Thereafter, there is a lot you can do to integrate AI into legal workflows more safely and effectively.

I use a structured five-step structured approach – one I liken to ordering a pizza. This focuses on specifying what I need with precision. (After all, only a brave soul walks into a pizza restaurant and says: ‘One pizza, please.’ Besides a blank/sarcastic look, who knows what you’d get!)

Step 1: Define the task clearly

Set expectations: ‘I need a draft termination clause for a services contract. But let me give you some specific requirements first.’

(Or: ‘I want a pizza. But let me give you some specifics first.’)

Step 2: Set parameters

Clarify the scope of the task. For example, that the clause should allow termination for convenience and be governed by English law.

(Or: ‘The pizza is for two people.’)

Step 3: Provide context

Add detail that might shape the output, such as it being a rolling monthly contract and that the term should favour the service provider.

(Or: ‘I love olives.’)

Step 4: Validate the output

Critically assess whether the output meets your requirements and professional standards.

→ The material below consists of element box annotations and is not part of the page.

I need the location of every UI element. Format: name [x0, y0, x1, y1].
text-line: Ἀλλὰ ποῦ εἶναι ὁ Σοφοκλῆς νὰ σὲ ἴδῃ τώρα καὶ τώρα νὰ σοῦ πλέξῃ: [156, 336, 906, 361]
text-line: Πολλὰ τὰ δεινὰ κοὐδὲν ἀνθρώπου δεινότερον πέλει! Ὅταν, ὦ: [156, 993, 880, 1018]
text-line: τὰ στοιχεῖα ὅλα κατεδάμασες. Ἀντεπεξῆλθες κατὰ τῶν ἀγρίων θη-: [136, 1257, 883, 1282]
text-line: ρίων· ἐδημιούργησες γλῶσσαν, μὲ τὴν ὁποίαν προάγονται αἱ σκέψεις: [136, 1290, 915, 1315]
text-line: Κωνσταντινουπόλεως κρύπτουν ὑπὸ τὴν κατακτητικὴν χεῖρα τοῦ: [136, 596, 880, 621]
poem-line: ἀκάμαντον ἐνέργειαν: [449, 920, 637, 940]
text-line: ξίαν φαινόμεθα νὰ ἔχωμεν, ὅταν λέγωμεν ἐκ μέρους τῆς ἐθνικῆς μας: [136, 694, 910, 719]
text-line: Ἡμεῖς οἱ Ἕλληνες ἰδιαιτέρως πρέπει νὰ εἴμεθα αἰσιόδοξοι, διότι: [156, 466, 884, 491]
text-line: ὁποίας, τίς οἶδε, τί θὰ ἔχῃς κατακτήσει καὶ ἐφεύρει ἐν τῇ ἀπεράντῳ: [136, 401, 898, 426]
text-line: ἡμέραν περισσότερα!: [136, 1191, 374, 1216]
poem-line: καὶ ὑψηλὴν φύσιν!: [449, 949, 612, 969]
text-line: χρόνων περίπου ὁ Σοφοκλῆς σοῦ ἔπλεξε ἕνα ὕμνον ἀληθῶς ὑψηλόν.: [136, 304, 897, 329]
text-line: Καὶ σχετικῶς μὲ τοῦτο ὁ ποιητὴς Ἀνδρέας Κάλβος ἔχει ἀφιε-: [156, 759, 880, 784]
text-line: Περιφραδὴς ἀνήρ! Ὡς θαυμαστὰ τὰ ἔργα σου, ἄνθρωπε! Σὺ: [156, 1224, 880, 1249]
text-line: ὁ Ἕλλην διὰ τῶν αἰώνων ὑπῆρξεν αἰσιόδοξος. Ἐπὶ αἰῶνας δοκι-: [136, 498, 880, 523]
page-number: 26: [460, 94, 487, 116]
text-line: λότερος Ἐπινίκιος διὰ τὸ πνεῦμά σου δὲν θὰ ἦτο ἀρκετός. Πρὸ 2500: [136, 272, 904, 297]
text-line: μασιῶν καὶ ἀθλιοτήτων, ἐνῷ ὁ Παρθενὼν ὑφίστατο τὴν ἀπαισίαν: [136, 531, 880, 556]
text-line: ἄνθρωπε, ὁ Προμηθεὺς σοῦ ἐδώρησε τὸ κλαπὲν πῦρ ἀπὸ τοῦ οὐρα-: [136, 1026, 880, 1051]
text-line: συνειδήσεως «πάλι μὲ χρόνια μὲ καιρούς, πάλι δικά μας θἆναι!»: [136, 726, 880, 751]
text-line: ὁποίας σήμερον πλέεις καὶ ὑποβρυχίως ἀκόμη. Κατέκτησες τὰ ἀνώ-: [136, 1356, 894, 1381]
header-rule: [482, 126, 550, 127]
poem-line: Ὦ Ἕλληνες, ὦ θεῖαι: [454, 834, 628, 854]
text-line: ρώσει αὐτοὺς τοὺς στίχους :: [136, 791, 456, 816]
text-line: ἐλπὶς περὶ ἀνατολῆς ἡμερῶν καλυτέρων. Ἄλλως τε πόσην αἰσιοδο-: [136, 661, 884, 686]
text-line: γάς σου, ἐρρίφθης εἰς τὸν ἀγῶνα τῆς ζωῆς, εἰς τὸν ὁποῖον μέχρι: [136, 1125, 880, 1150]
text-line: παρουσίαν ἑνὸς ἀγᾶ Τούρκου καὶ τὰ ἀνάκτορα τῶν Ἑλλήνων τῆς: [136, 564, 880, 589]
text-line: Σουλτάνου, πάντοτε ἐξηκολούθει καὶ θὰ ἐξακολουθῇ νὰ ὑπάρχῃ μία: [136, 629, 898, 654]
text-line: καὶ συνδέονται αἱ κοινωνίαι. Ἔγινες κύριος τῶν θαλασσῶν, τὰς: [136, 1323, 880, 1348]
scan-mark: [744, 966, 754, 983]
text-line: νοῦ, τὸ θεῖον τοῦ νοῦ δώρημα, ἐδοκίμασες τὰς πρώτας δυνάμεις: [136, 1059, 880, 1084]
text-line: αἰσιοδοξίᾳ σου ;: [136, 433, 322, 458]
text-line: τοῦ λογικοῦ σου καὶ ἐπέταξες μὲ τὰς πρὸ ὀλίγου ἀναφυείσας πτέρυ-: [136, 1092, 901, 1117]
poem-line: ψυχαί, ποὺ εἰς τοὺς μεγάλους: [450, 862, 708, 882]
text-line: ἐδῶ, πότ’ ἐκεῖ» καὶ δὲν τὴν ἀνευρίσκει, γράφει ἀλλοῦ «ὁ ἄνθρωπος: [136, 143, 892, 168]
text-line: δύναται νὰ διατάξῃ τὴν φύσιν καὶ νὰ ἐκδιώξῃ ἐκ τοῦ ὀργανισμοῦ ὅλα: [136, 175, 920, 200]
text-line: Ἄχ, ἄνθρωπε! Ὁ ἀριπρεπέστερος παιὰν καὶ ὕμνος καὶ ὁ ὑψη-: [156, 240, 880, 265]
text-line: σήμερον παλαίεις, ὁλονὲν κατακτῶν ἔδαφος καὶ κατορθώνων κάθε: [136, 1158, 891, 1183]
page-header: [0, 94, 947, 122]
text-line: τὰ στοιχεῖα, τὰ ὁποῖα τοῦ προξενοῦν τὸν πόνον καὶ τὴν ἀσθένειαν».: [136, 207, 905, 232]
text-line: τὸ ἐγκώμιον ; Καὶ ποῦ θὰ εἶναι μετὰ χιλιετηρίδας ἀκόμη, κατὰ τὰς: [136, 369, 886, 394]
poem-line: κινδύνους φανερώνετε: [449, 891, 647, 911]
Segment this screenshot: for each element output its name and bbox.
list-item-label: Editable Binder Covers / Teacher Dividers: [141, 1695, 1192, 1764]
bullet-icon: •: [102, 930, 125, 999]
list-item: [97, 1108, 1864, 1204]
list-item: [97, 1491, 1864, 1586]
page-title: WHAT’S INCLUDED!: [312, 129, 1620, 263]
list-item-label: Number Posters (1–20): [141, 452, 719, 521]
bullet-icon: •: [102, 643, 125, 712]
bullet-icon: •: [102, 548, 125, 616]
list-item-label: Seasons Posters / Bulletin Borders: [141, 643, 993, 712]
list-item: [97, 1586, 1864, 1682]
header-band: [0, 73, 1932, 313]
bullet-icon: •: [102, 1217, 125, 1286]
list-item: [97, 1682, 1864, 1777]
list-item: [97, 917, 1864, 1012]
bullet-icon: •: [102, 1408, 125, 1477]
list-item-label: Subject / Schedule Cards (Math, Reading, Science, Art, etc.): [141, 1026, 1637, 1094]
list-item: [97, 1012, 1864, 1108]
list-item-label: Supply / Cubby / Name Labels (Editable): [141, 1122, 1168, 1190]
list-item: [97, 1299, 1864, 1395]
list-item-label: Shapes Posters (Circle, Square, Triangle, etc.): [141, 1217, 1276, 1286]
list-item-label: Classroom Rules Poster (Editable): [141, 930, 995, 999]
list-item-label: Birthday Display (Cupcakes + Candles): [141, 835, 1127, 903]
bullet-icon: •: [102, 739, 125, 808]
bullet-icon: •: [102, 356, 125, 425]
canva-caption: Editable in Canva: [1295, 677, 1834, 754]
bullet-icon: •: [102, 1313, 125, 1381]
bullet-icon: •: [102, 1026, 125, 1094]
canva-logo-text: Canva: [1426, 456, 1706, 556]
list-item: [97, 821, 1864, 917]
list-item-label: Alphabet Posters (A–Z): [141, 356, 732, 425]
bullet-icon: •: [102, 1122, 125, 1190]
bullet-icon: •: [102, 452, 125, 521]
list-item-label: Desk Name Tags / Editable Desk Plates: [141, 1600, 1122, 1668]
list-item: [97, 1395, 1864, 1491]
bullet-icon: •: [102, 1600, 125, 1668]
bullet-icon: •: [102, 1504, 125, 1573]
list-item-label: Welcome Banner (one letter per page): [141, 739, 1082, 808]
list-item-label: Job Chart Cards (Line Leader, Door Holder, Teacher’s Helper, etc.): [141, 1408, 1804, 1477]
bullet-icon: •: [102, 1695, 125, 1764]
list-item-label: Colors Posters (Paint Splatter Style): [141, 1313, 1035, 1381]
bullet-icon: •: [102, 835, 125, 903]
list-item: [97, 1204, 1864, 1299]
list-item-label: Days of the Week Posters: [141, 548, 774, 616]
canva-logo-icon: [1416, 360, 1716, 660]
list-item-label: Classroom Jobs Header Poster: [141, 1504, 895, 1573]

(Or check: ‘Is it a pizza?’)

Step 5: Iterate and refine

Elaborate each step as needed and reflect on how the tool responds. If at any time it becomes apparent that the tool has misunderstood, correct it before proceeding.

Steps 4 and 5 require real engagement. To support this process, I recommend five additional techniques to help validate and refine the tool’s output:

  • Request citations. Verify authorities exist, are relevant and are correctly applied.
  • Ask for a bibliography or list of links. Manually review any external sources to ensure they are established and trusted sources of commentary.
  • Ask for a breakdown of how the answer was formed. If any of the steps are assumptions or are unsupported leaps, reject them.
  • Stress test the output. Ask the tool to identify the strengths and weaknesses of its output, then verify these for accuracy.
  • Explore counterarguments. Start with a neutral form of your query then reframe it from opposing angles or with varied fact patterns to see what emerges.

At each step, see what new authorities and responses are returned by the tool and use these to inform your own judgement, keeping in mind that you cannot delegate legal responsibility to an algorithm.

Conclusion

As highlighted in the BSB’s recent report Technology and Innovation at the Bar, emerging tools like automated drafting, document review, AI-based research and blockchain offer opportunities for transforming legal services – but also carry risks. Lawyers must therefore engage with AI – not by blindly adopting or rejecting it, but by approaching it critically, intelligently and responsibly. 


References

Guidance on generative AI for the Bar, Bar Council, January 2024.

ChatGPT in the Courts: Safely and Effectively Navigating AI in Legal Practice’, Bar Standards Board, Blog, October 2023.

Technology and Innovation at the Bar, Research Report for the Bar Standards Board, Spinnaker Research & Consulting, March 2025.